8 years ago I read my first Raymond Carver story, Neighbours. I thought it was pretty good so I read all the others. So Much Water So Close to Home is one. A group of men go on a fishing trip out into the wilds and find a dead woman naked in the water. They want to fish, not go home and report the death, so they tether her foot to a tree and leave her floating there. They stay for a few days, drink beer, play cards, have their holiday. They report the death when they finally go home. The story is told from the point of view of one of the men’s wives after they’re home again. She’s angry and frustrated that they could do such a thing. She thinks of the dead woman and the family of the dead woman.
It’s tempting to explain that story. It could be about incomprehensibility, because the wife seems not to understand how her husband could do such a thing. The men have been complicit with the death of a woman; a woman no doubt killed by a man. The wife is a woman. She empathises with the woman. No doubt we all truly understand, on some level, selfishly, that our own lives (a holiday!) trump the lives of others (social duty!). But we also know that the mark of a civilised person is to help others.
So it’s about morality. We wonder if the story has gone too far. Do those men really exist? In Carver’s world they do exist! We know that the story is true is some important way, but it’s one of those truths that rarely break the surface in decent society. And once we’ve got that far, we know that the wife understands too, because she knows her husband. Surely she knows her husband! Or does she? Does she comprehend? Does she not want to know? Is she willing herself not to understand, or does she really not understand? Does not wanting to know amount to the same thing as not understanding? No, it doesn’t! Or does it? Maybe. Who knows?! It’s her story because she’s telling it. But does she know what she’s talking about? Is she trying and failing to tell the man’s story? Yep, probably! But it’s also Carver’s story, because he wrote it. He probably knew what he was doing!
Stories have a habit of raising dilemmas and questions. They can put you in uncomfortable positions. But they’re ‘just’ stories too. They normally tell a particular ‘truth’. But really, they tell a story. It’s up to the reader to make generalisations and draw conclusions. And generalisations are obviously wrong in a fundamental way, because they impose an order upon the story. My attempt to explain why I find the Carver story compelling, for example, is so obviously me as much as it is the story. It tells you what I find interesting about that story. If I’m generous, which I’m not, I could try and guess what you might find in that story, and then I might try and second guess what you’d like.

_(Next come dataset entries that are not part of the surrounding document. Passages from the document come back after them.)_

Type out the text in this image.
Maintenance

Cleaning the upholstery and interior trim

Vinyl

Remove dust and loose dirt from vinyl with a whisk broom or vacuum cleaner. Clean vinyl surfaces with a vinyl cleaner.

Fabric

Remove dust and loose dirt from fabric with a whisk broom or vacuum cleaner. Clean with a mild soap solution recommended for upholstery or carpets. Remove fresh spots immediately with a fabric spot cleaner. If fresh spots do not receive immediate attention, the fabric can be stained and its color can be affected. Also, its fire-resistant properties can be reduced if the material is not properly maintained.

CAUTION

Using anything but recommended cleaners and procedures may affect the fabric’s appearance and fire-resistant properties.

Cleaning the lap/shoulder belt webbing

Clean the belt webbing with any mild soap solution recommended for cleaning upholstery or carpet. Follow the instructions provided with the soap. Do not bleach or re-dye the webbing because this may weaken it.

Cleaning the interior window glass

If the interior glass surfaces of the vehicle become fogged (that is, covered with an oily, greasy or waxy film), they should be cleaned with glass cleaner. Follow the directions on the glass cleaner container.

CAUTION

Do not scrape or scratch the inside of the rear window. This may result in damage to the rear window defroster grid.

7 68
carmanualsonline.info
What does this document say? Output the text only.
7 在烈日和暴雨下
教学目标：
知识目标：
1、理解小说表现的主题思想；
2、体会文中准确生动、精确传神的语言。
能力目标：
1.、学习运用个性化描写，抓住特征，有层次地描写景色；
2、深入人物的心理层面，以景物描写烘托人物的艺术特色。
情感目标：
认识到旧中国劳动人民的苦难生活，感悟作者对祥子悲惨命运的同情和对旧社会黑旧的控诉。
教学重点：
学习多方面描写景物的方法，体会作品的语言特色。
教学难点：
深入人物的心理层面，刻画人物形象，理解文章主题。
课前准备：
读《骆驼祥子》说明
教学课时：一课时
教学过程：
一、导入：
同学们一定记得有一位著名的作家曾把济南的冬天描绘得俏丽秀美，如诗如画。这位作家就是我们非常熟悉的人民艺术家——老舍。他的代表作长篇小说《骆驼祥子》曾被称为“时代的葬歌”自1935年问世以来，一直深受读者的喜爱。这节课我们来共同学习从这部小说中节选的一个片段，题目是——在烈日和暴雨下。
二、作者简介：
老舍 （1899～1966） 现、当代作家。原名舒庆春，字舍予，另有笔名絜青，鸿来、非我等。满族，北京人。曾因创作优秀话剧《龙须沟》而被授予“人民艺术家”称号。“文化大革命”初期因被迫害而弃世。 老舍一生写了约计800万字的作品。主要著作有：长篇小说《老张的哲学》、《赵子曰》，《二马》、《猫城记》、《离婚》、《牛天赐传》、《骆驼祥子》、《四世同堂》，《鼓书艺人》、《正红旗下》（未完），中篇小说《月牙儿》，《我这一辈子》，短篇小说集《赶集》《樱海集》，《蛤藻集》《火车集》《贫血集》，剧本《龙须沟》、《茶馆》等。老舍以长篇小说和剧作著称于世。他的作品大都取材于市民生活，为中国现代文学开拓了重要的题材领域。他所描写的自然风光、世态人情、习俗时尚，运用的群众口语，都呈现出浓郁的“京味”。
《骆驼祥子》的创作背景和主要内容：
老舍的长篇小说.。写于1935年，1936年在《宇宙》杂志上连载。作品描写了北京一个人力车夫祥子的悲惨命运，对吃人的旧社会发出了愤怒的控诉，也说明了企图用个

If I was brave, which I’m not, I might try to empathise with the men who left the body, or the man who killed the woman. To my knowledge, the only literary critic to be that brave is Norman Mailer (R.I.P. Norman).
No time for Norman here! Sorry.
Randall Jarrell handled short story theory with care. I first read his essay Stories a couple of years after I read my first Carver story. I have been brought to tears pretty much every time I read Stories. It’s an essay about short stories! To cry over an essay? But yes! I think it’s a perfect essay. I can’t imagine writing anything half so good. It’s perfect because it’s written by someone who is vulnerable, and who has found stories to be essential to life. It’s childlike in its structure, in that it ends up listing Jarrell’s favourite stories in a manner of incomprehension. It basically turns into a reading list, recommending story after story. It’s childish too, in that he quotes whole passages from his favourite stories, as if to say ‘I can’t explain this well enough’ You…. Ah! Just read it yourself!’ To be childish is to be true to stories in some fundamental way. That becomes obvious when you read Jarrell. He’s wise too, by the way. Don’t let me give you the impression that you can’t be childish and wise at the same time. But you knew that anyway.
And the stories he quotes from! They are the best little stories and excerpts I have ever read. Jarrell let me know how little I knew. That’s quite something really. Not that I know or don’t know a lot. But to let me know of these great bits and bobs of stories! It’s an act of generosity, because he knows a lot more than I do. The grandmother’s tale from Wozzeck:
Once upon a time there was a poor little girl who had no father and mother because everyone was dead and there was no one left in the whole world. Everyone was dead, and she kept looking for someone night and day. And since there was no one on earth, she thought she’d go to heaven. The moon looked at her so friendly, but when she finally got to it, it was just a piece of rotted wood. So she went on to the sun, and when she got there, it was just a dried-up sunflower. And when she got to the stars, they were just little gold flies stuck up there as if they’d been caught in a spider web. And when she thought she’d go back to earth, it was just an upside-down pot. And she was all alone. And so she sat down and cried. And she’s still sitting there, all alone.